Employee acknowledges that as part of this Release Employee is knowingly and voluntarily waiving and releasing any rights Employee may have under the ADEA (the “ADEA Waiver”).  Employee also acknowledges that the consideration given for the ADEA Waiver is in addition to anything of value to which Employee was already entitled.  Employee further acknowledges that Employee has been advised by this writing, as required by the ADEA, that Employee’s ADEA Waiver does not apply to any rights or claims that arise after the date Employee executes this Release.

In the case of a group termination, the law requires that Employee be provided a detailed list of the job titles and ages of all employees who were terminated in the group termination and the ages of all employees of the Company in the same job classification or organizational unit who were not terminated.  Employee acknowledges that Employee has been provided with this information.

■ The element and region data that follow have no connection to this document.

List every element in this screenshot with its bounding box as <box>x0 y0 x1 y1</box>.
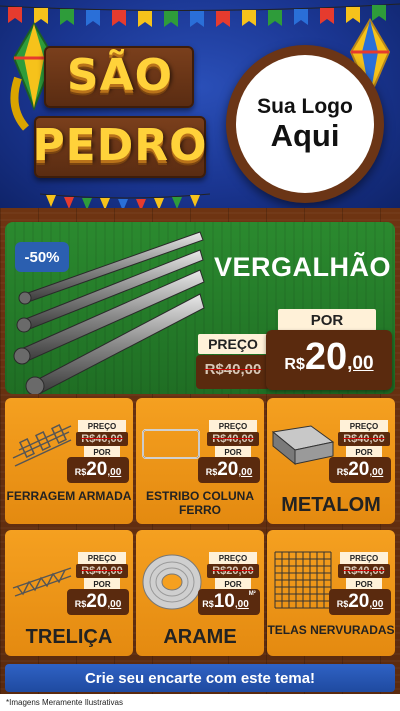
price-decimal: ,00 <box>234 599 249 610</box>
mini-new-price: R$20,00 <box>67 591 129 613</box>
logo-text-line-2: Aqui <box>270 117 340 153</box>
product-name: TELAS NERVURADAS <box>267 623 395 637</box>
stirrup-icon <box>142 429 200 459</box>
mini-old-price: R$40,00 <box>81 433 123 445</box>
price-unit: M² <box>248 591 256 597</box>
product-card: PREÇO R$40,00 POR R$20,00 METALOM <box>267 398 395 524</box>
hero-price-label: PREÇO <box>198 334 268 354</box>
mini-old-price: R$40,00 <box>343 433 385 445</box>
product-card: PREÇO R$40,00 POR R$20,00 TELAS NERVURAD… <box>267 530 395 656</box>
mini-price-label: PREÇO <box>78 420 126 432</box>
mini-old-price: R$20,00 <box>212 565 254 577</box>
price-integer: 20 <box>217 459 239 480</box>
mini-old-price: R$40,00 <box>81 565 123 577</box>
price-integer: 20 <box>86 591 108 612</box>
mini-price-label: PREÇO <box>340 552 388 564</box>
mini-price-label: PREÇO <box>78 552 126 564</box>
logo-placeholder: Sua Logo Aqui <box>226 45 384 203</box>
mini-new-price: R$10,00 M² <box>198 591 260 613</box>
mini-old-price: R$40,00 <box>212 433 254 445</box>
truss-icon <box>12 567 72 597</box>
product-name: FERRAGEM ARMADA <box>6 489 132 503</box>
product-card: PREÇO R$40,00 POR R$20,00 TRELIÇA <box>5 530 133 656</box>
price-decimal: ,00 <box>238 467 253 478</box>
product-card: PREÇO R$40,00 POR R$20,00 ESTRIBO COLUNA… <box>136 398 264 524</box>
product-name: ESTRIBO COLUNA FERRO <box>146 489 254 517</box>
price-decimal: ,00 <box>369 467 384 478</box>
mini-new-price: R$20,00 <box>329 591 391 613</box>
price-currency: R$ <box>202 599 214 609</box>
product-card: PREÇO R$40,00 POR R$20,00 FERRAGEM ARMAD… <box>5 398 133 524</box>
wire-coil-icon <box>142 554 202 610</box>
price-integer: 20 <box>86 459 108 480</box>
disclaimer-text: *Imagens Meramente Ilustrativas <box>0 694 400 711</box>
price-currency: R$ <box>336 467 349 477</box>
wire-mesh-icon <box>274 551 332 609</box>
title-sign: SÃO PEDRO <box>30 46 210 196</box>
mini-new-price: R$20,00 <box>198 459 260 481</box>
price-currency: R$ <box>74 599 87 609</box>
hero-por-label: POR <box>278 309 376 331</box>
mini-price-label: PREÇO <box>340 420 388 432</box>
hero-price-integer: 20 <box>304 336 348 378</box>
price-decimal: ,00 <box>107 599 122 610</box>
price-currency: R$ <box>336 599 349 609</box>
price-currency: R$ <box>205 467 218 477</box>
discount-badge: -50% <box>15 242 69 272</box>
logo-text-line-1: Sua Logo <box>257 94 353 118</box>
hero-price-decimal: ,00 <box>347 353 374 374</box>
logo-inner-circle: Sua Logo Aqui <box>236 55 374 193</box>
price-decimal: ,00 <box>107 467 122 478</box>
metal-profile-icon <box>271 425 335 466</box>
hero-new-price: R$20,00 <box>266 336 392 379</box>
price-decimal: ,00 <box>369 599 384 610</box>
hero-old-price: R$40,00 <box>204 361 262 378</box>
mini-new-price: R$20,00 <box>67 459 129 481</box>
mini-price-label: PREÇO <box>209 420 257 432</box>
hero-price-currency: R$ <box>284 356 305 373</box>
title-line-1: SÃO <box>66 50 174 101</box>
header-banner: SÃO PEDRO Sua Logo Aqui <box>0 0 400 218</box>
price-integer: 10 <box>213 591 235 612</box>
mini-new-price: R$20,00 <box>329 459 391 481</box>
product-name: METALOM <box>281 494 381 516</box>
cta-banner[interactable]: Crie seu encarte com este tema! <box>5 664 395 692</box>
price-integer: 20 <box>348 591 370 612</box>
title-line-2: PEDRO <box>32 120 208 171</box>
product-card: PREÇO R$20,00 POR R$10,00M² ARAME <box>136 530 264 656</box>
mini-old-price: R$40,00 <box>343 565 385 577</box>
hero-product-name: VERGALHÃO <box>213 252 391 282</box>
product-name: ARAME <box>163 626 237 648</box>
price-currency: R$ <box>74 467 87 477</box>
rebar-cage-icon <box>12 424 72 467</box>
price-integer: 20 <box>348 459 370 480</box>
mini-price-label: PREÇO <box>209 552 257 564</box>
product-name: TRELIÇA <box>25 626 113 648</box>
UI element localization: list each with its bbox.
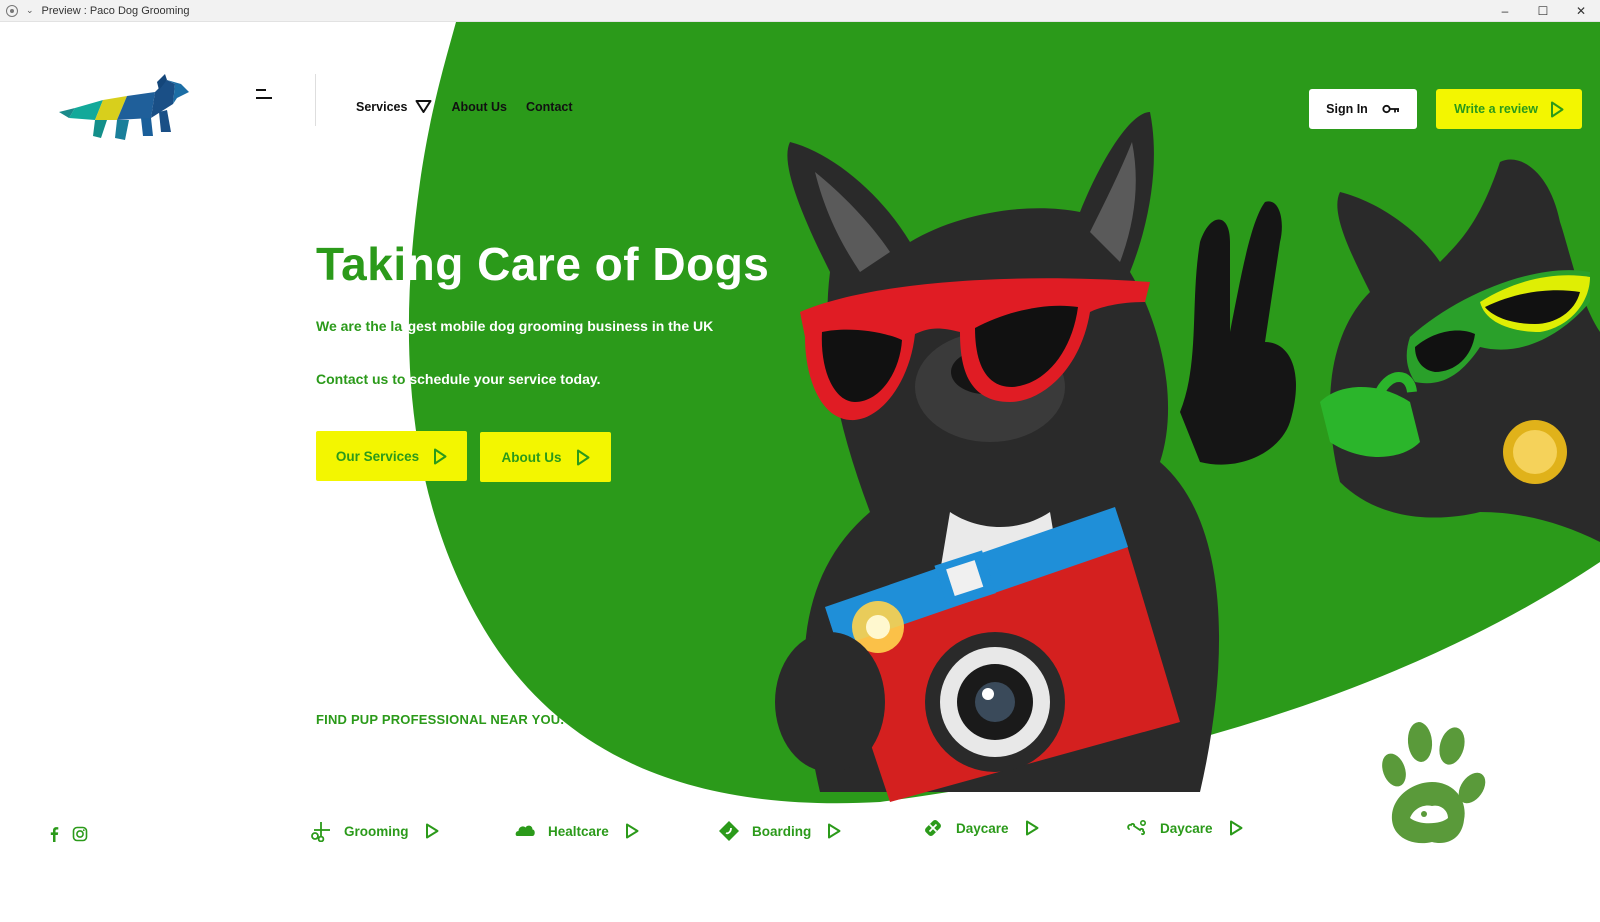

PLEASE READ CAREFULLY.  THIS AGREEMENT CONTAINS A
GENERAL RELEASE OF ALL KNOWN AND UNKNOWN CLAIMS.

I have read and understood the foregoing General Release, have been advised to and have had the opportunity to discuss it with anyone I desire, including an attorney of my own choice, and I accept and agree to its terms, acknowledge receipt of a copy of the same and the sufficiency of the monies and benefits described above, and hereby execute this Release voluntarily and with full understanding of its consequences.